Hoje, o caixa 2 não está descrito na legislação penal e, em razão disso, o Ministério Público Federal (MPF) já havia apresentado a proposta de criminalização no pacote anticorrupção, em análise na comissão da qual o deputado do DEM é relator.

Votação. Lorenzoni disse que tentará ler seu parecer na próxima semana, para que o projeto seja votado na semana seguinte no colegiado. Ele afirmou também que alterou alguns itens das medidas propostas pelo MPF como o que trata do chamado teste de integridade, ou seja, uma simulação de situações sem o conhecimento dos agentes públicos, com objetivo de testar sua conduta moral.

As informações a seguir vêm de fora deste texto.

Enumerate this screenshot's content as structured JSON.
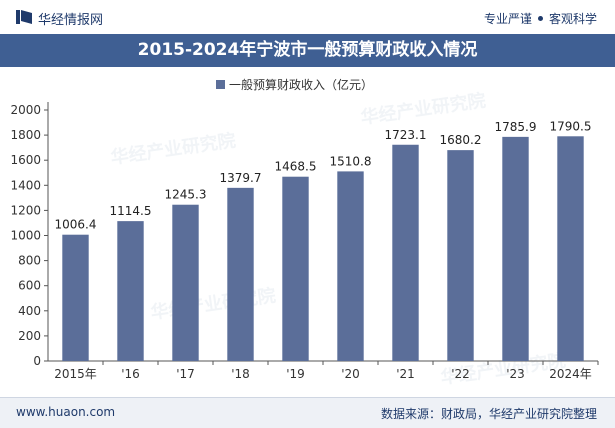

Ele também vai retirar do texto a possibilidade de uso de provas obtidas de forma ilícita.

PARA ENTENDER

Prática já é criminalizada

Atualmente, a prática de caixa 2 é considerada crime com base no artigo 350 do Código Eleitoral (Lei 4.737/65) – o delito fica caracterizado com informações inverídicas ou omitidas da Justiça Eleitoral. O Ministério Público, no entanto, propõe a responsabilização de partidos em relação à contabilidade paralela e à prática de ocultar ou dissimular a origem de valores provenientes de infração penal e de fontes de recursos vedadas pela legislação eleitoral ou que não tenham sido contabilizados. Sugere, ainda, a criminalização do caixa 2 para as pessoas físicas diretamente envolvidas na movimentação e uso desses recursos. 

MUDANÇAS

Previsão em lei

Como é

A prática de caixa 2 já é prevista em algumas legislações, embora não seja usado esse termo.

A proposta

A prática de caixa 2 seria tipificada como crime, especificando o termo na legislação. 

Penas de prisão

Como é

O Código Eleitoral prevê pena de até 5 anos de prisão e multa para quem omitir ou inserir declaração falsa para fins eleitorais.

A proposta

De 2 a 5 anos em caso de contabilidade paralela e de 3 a 10 anos em caso de recurso de origem ilícita.